Project description:Hypertension is one of the most common co-existing conditions in patients with chronic pain, and the potential effects of an analgesic on heart rate and blood pressure are of particular concern for patients with hypertension. The purpose of this analysis was to evaluate changes in blood pressure and heart rate with tapentadol extended release (ER) treatment in patients with hypertension.We performed a post hoc analysis of data pooled from three randomized, placebo- and active-controlled, phase III studies of tapentadol ER for managing chronic osteoarthritis knee (NCT00421928, NCT00486811) or low back (NCT00449176) pain (15-week, double-blind treatment period). Data were independently analyzed for patients with a listed medical history of hypertension at baseline and patients with at least one listed concomitant antihypertensive medication at baseline.

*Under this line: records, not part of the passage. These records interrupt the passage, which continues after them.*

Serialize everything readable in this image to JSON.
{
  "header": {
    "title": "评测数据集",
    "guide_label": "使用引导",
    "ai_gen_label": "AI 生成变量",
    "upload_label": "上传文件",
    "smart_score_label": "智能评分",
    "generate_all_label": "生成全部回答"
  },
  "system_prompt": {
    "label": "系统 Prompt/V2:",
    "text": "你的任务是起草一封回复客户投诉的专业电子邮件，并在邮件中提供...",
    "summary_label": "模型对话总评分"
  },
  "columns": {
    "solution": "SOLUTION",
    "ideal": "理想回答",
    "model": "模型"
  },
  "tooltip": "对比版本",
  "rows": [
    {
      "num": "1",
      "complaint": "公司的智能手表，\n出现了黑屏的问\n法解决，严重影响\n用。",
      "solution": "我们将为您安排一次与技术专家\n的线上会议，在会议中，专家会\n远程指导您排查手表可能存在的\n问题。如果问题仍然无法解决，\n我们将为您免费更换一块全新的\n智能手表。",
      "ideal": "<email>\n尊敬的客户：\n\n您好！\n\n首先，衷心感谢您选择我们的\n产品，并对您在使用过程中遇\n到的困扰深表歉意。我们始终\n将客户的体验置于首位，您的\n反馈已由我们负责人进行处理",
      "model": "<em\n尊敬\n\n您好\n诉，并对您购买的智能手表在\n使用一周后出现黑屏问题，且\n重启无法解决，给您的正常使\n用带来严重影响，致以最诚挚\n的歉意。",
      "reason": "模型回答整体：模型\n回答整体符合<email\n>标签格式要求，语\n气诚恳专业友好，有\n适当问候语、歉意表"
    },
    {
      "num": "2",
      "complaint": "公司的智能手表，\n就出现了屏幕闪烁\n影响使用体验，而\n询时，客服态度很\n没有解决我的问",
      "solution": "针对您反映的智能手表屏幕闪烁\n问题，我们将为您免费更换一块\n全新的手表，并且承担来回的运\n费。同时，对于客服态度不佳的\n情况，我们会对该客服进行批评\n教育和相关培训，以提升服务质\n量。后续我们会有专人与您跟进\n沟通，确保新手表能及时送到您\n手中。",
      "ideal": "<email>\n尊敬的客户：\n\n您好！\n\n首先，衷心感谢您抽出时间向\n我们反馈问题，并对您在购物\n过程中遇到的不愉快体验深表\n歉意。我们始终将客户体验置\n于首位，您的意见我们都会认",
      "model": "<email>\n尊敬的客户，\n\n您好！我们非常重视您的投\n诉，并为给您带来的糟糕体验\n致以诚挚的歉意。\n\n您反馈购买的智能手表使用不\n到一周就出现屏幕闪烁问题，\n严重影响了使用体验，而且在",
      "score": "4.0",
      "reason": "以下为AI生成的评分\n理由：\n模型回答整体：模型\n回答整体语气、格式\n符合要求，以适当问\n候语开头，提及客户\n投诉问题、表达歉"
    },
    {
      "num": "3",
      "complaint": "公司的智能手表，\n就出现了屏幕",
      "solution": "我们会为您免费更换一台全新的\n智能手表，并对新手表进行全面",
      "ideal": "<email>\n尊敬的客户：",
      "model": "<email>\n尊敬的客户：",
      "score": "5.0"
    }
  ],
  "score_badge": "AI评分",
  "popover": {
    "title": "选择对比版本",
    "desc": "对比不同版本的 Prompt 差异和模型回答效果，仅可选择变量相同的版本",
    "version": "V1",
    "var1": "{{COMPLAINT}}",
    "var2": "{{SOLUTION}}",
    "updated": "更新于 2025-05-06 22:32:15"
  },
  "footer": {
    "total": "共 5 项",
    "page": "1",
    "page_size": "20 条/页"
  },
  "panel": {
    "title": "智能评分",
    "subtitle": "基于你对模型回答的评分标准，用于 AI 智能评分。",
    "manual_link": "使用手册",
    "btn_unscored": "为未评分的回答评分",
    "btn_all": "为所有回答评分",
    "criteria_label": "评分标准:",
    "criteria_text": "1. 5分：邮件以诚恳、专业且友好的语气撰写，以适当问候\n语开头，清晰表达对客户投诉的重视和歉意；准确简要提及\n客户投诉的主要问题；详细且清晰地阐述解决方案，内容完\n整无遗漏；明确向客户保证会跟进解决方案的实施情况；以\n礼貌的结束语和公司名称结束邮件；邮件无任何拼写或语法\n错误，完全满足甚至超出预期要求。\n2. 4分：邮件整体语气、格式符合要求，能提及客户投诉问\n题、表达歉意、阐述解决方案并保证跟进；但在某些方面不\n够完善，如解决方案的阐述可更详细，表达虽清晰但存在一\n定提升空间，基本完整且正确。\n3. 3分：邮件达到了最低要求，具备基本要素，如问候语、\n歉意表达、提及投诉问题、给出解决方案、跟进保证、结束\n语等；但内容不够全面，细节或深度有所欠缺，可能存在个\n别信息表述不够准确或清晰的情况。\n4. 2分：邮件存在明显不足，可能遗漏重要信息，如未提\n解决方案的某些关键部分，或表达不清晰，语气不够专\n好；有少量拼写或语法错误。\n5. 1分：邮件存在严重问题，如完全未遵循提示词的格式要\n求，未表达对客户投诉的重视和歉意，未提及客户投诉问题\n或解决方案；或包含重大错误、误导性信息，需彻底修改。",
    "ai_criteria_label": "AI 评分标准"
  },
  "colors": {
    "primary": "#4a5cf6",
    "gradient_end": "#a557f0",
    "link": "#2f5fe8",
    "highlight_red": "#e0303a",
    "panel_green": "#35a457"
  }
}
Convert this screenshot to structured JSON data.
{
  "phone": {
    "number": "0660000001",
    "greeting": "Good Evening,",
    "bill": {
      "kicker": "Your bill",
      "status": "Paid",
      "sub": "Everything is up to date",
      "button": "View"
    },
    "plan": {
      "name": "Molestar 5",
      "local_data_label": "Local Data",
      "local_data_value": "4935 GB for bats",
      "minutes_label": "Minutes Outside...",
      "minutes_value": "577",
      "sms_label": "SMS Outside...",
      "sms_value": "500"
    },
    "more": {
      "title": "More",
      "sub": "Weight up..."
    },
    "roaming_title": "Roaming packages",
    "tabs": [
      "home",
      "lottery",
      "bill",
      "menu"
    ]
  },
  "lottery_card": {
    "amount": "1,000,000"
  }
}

Heart rate, systolic blood pressure (SBP), and diastolic blood pressure (DBP) were measured at each visit.In patients with a listed medical history of hypertension (n = 1,464), least-squares mean (LSM [standard error (SE)]) changes from baseline to endpoint with placebo, tapentadol ER, and oxycodone HCl controlled release (CR), respectively, were -0.7 (0.44), 0.2 (0.43), and -0.9 (0.45) beats per minute (bpm) for heart rate; -2.4 (0.64), -2.7 (0.64), and -3.7 (0.67) mmHg for SBP; and -1.0 (0.39), -1.3 (0.39), and -2.3 (0.41) mmHg for DBP; in patients with at least one listed concomitant antihypertensive medication (n = 1,376), the LSM (SE) changes from baseline to endpoint were -0.6 (0.45), 0.1 (0.44), and -0.7 (0.47) bpm for heart rate; -1.8 (0.66), -3.3 (0.65), and -3.7 (0.69) mmHg for SBP; and -0.7 (0.40), -1.4 (0.40), and -2.3 (0.42) mmHg for DBP.No clinically meaningful mean changes in heart rate or blood pressure were observed for the evaluated cohorts of patients with hypertension who were treated with tapentadol ER (100-250 mg twice daily).